Полагая, что ответ будет положительным — а почему, собственно, Амели должна была думать по-другому? — она выскочила из комнаты, не дождавшись ответа Генриетты.
Длительная задержка на Кройдон-Хай-стрит дала Генриетте достаточно времени, чтобы решить, как ей держаться при встрече с Майлзом. Холодно и отстраненно, напомнила себе Генриетта, медленно поднимаясь с дивана. Ледяная элегантность. Непробиваемое спокойствие.
Она как раз спокойно, холодно и с достоинством пересекала порог гостиной, когда Майлз энергично ворвался в дом.
Увидев девушку, он застыл на месте.
— А, Генриетта, — произнес он с загнанным видом лисы, которой не удалось уйти от охотников. — Здравствуй.
Генриетта подошла к Майлзу и угрожающе посмотрела ему в глаза.
— Ты ничего не хочешь мне сказать?
— У тебя сегодня красивая прическа? — отважился Майлз.

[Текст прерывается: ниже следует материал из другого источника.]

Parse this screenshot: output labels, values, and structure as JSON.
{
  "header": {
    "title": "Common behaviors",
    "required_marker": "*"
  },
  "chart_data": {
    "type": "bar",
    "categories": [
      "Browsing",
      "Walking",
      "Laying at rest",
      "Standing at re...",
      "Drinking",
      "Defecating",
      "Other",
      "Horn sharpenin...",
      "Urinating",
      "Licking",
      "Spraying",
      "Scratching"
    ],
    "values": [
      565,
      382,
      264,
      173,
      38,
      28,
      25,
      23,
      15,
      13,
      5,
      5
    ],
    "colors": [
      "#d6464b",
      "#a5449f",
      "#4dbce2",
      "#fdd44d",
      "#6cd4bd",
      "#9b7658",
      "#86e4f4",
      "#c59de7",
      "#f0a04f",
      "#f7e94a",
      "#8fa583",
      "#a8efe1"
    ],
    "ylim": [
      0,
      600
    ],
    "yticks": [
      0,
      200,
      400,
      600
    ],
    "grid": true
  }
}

Генриетта плотно сжала губы.
— Это, — отрезала она, — неправильный ответ.
Развернувшись на каблуках, она пошла прочь.
Майлз едва удержался, чтобы не броситься за ней. Если он это сделает, то пойдут прахом усилия целой недели, в течение которой он упражнялся в разлуке. Поначалу он хотел поехать к Генриетте, но в субботу Дауни лихорадило, что обеспечило Майлза великолепным предлогом для бездействия. К воскресенью температура у Дауни спала, и Майлзу ничто не мешало прямиком помчаться в Аппингтон-Хаус — за исключением того, что он не мог придумать, что сказать. Речь типа «ты хороший человек и когда-нибудь встретишь человека, который по-настоящему тебя полюбит» Генриетту просто не устроит. Он подумывал послать записку, но что он напишет? «Задерживаюсь из-за непредвиденных обстоятельств, прости за тот поцелуй. Майлз»? Ему показалось, что это тоже будет воспринято без особого восторга.